Sumatran rhinos enjoy enrichment as do other rhino species. These rhinos benefit from having enrichment items, as most captive animals do. Enrichment can even come in the form of shade trees. Using feed species of trees such as mulberry or Chinese elm provides not only necessary shade, but also an afternoon snack when leaves and berries fall from the trees. Another form of rhino enrichment is the training session with their keeper, leading to an overall positive captive environment.
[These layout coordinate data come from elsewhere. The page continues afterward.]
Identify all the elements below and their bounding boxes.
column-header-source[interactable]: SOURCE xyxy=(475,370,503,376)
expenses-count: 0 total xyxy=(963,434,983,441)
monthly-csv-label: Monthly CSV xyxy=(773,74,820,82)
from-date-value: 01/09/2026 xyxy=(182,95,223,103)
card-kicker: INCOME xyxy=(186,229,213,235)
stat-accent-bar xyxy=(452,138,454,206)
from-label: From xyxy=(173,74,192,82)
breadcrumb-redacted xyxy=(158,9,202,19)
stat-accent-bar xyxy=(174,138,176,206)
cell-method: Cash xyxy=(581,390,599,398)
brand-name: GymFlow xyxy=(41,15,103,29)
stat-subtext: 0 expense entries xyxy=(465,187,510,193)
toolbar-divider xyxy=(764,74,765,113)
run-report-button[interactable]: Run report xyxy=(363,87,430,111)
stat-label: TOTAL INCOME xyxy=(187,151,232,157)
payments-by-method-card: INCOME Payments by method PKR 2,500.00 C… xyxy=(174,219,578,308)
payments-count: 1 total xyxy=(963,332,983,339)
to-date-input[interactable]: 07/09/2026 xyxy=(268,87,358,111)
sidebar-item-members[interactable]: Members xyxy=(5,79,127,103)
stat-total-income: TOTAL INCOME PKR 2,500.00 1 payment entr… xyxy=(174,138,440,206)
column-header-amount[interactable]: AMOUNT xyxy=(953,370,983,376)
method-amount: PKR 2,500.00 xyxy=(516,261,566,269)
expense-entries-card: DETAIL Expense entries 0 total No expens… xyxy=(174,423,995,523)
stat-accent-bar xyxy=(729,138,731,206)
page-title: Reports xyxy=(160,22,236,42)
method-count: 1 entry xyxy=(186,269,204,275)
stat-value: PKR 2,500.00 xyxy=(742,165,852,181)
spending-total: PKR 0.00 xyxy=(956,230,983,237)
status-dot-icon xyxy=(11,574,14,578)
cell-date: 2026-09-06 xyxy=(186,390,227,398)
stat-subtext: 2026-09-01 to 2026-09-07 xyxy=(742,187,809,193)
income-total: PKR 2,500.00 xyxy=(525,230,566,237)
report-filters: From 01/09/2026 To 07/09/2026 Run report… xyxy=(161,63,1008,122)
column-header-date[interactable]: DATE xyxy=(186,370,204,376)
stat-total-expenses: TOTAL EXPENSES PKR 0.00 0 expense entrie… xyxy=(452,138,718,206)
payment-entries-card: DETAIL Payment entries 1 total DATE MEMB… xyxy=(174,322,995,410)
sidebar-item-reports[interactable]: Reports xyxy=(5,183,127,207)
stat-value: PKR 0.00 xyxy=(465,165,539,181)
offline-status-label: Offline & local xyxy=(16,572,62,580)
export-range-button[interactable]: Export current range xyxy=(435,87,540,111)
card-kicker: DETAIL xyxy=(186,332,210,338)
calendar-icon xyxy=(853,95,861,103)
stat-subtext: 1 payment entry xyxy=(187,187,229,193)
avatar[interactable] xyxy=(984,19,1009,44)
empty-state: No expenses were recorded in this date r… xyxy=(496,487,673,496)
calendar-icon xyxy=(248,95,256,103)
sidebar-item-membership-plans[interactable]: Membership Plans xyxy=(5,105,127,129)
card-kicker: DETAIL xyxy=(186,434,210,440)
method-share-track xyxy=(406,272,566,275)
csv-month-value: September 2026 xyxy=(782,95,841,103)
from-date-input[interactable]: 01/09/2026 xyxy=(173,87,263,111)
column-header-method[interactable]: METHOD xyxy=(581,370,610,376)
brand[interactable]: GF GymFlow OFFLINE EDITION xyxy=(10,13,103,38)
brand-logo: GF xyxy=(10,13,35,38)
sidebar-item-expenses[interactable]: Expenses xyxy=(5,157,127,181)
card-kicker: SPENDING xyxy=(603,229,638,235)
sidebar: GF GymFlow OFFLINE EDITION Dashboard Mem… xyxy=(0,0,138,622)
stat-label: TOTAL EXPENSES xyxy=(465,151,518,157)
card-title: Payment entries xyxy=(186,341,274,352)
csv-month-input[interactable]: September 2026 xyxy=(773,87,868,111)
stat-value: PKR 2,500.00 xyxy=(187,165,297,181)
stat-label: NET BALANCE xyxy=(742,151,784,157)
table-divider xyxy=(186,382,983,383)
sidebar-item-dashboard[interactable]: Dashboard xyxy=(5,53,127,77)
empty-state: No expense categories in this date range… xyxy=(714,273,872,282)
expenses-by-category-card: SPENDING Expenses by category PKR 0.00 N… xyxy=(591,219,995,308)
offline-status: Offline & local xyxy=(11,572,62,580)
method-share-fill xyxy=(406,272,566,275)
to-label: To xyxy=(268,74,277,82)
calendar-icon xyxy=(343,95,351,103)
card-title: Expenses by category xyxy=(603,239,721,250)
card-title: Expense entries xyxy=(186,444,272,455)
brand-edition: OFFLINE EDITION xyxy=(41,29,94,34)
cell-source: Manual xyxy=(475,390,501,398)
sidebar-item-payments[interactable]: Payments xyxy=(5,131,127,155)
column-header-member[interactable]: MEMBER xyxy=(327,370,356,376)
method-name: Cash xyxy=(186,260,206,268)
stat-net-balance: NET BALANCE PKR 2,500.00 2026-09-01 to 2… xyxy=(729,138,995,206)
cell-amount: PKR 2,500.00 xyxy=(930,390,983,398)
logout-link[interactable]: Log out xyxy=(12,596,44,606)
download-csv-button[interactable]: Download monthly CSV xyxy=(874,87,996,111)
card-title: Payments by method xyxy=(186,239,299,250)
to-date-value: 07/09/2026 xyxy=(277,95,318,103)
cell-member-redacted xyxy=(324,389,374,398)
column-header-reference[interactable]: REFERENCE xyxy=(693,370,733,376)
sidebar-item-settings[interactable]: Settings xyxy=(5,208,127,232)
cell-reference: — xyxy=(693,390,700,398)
GREATER ONE HORNED RHINOCEROS

Currently, just over 3,000 of these rhinos remain in the wild, most on scattered game preserves in India and Nepal. Care of captive Indian rhinos has been taking place in zoos since the 16th century. Many zoological institutions house these rhinos, but not all are successful at propagating them. For a zoological institution to be successful several measures must be followed.

 

HOUSING

Housing facilities must be large enough to allow the rhinos plenty of room for exercise. These rhinos can be social, and depending on the size of the enclosure several can be kept together at one time. (The San Diego Wild Animal Park has housed as many as 16 rhinos in a 43-acre multi-species exhibit). Depending on the climate, an inside exercise area is needed for the winter months along with heated rooms. Concrete floors should be covered with decomposed granite (DG), or another dirt type substrate. This is to help alleviate foot problems which are common is these rhinos. If DG is not available then stalls should be lined with rubber mats or hay. The enclosure must have adequate shade, a mud wallow, outdoor enrichment items and preferably a pool. Like Sumatran rhinos, Indian rhinos are susceptible to foot and skin problems so moisture is a must. Lounging under water with just their noses sticking out is a common practice of these rhinos. Training chutes are used for blood collection, foot exams, and ultrasounds.

NUTRITION

Successful captive management of Indian rhinos should include fresh browse daily. Additionally alfalfa/grass hays, herbivore pellets, and fresh produce are served. Most of the produce is used for training proposes.

KEEPER INVOLVEMENT

The daily keeper is the most important link to any healthy rhino. Most captive Indian rhinos need to be acclimated to hands on exams, which requires the keeper to be familiar with training exercises. Cracks in the hoof pads are not uncommon, and will require special care. Keepers often facilitate this treatment without veterinary staff. The veterinary staff usually does blood collection and ultrasounds, but keeper training is what makes the process easier. Accurate record keeping is a must because it establishes patterns, which will indicate both health problems and estrus cycles in females. Estrus cycles are very involved and sometimes aggressive. Extreme care should be used when pairing rhinos, especially in smaller areas. The ability to separate the rhinos is a must.

ENRICHMENT

Daily enrichment of Indian rhinos is not much different than that of other rhino species. These rhinos benefit from having play items, such as heavy boomer balls to push around. Enrichment can also come in the form of shade trees which double as a food source. Another form of enrichment is allowing the public to get close to these rhinos. Their temperament can be quite docile at times, making them candidates for an up close visit on a behind-the-scenes tour.